Event: Tony Gatlif’s cinema concert sets the beach alight

Film still of Djam © RR

When Tony Gatlif comes to Cannes, you know about it. A festive air bubbles away in the room before, during and after screening. What better example than Geronimo, chosen as a Special Screening in 2014, and accompanied by an improvised performance from the dancers? This year, the Festival is giving him room to truly spread his wings. Djam is being screened as part of a cinema concert held at the Cinéma de la Plage. We catch up with the ever musical, ever politically engaged Tony Gatlif.

When you come to Cannes, you're interested in more than just showcasing your films!

My films are odes to life, celebration and reflection. It's cinema designed to help others. We'll be kicking off the evening's festivities with a Thessaloniki-based group used in the film and made up of Turkish rebetiko musicians [a poetic blues genre from Greece, with a Turkish twist]. We'll also be treated to performances from another group that spent a year helping me track down music to use in the film.
It took such a long time to find the right music for the film. Rebetiko is a very old style of music, and I needed songs that covered immigration but were still relevant today. We found the pieces, arranged some of them to feel more modern, and they became hits. We'll be spending the night celebrating after the screening.

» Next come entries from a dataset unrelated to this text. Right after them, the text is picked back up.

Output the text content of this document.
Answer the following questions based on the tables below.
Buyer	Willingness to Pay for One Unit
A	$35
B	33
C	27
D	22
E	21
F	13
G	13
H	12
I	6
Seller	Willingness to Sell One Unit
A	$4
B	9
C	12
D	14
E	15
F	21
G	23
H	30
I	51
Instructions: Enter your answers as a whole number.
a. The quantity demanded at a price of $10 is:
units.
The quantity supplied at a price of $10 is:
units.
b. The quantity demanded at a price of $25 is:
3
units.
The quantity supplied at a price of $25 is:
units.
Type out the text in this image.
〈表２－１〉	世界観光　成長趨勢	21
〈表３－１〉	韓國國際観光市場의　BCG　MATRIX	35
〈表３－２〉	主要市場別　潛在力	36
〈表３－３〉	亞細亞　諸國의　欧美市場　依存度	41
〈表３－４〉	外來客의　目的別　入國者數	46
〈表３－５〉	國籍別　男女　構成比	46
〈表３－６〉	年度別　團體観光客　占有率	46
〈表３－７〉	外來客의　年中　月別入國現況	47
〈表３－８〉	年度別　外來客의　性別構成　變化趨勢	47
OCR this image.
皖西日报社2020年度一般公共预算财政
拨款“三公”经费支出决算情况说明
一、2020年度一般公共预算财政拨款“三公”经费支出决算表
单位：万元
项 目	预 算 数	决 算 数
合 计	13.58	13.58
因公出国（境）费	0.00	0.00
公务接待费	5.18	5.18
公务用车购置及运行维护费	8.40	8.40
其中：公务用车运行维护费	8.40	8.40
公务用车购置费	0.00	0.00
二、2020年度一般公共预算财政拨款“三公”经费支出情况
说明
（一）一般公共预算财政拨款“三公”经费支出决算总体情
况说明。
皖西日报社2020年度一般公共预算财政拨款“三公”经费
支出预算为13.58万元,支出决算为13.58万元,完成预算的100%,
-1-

Casting must have been difficult, since you needed to find an actor who spoke both French and Greek as well as being able to sing and dance…

I scoured France and Germany for the right person, and I eventually found her in Athens. Daphne is so very multi-talented, and that's rare! We could have taken shortcuts, and sometimes we do take shortcuts, but I wanted someone authentic. I was drawn to Daphne as soon as I met her. French and Greek are her mother tongues, those are her roots. She's beautiful, with something very human about her. She knows music, she can play the baglama [a Greek string instrument].

“Daphne is a gift. And when you have that, you have 60% of a successful film.”

Djam explores the theme of exile, but in the opposite direction to the exile we see in the news nowadays…

All exiled peoples are similar. Leaving your country is a wrench. You pack only what you can carry in a suitcase, perhaps a little money, but you can't pack your culture, your music, your traditions. You leave behind everything that makes a human human. When they left Turkey for Greece, the exiles forged their own new culture, drawing on the rebetiko, and the result is something incredibly rich, like the blues. Those who left Greater Syria sought help and protection but found very little awaiting them. They were welcomed in by the Greeks, the islanders, the fishermen. The law of the sea requires the shipwrecked to be helped. These people were wonderful to them, despite experiencing crisis themselves. The exiles, in return, gave them their culture, as did the gypsies, the Greeks, the Pieds-Noirs…

Is Djam the distant sister of Geronimo and your earlier heroines?

I haven't had a male protagonist in a long time. This female character is the same as the one you see in Gadjo Dilo, in Geronimo, and in many other films. The difference in Djam is provided by Daphne's profound humanity. She touches the camera with it, she's present in the moment, she has an energy waiting to be unleashed. There's no hysteria in her, although there's a time and place for that, too! But I mean that there's no violence within her, violence is a foreign concept to her. I did everything in my power to reveal this humanity. The film tells the truth. There is no violence.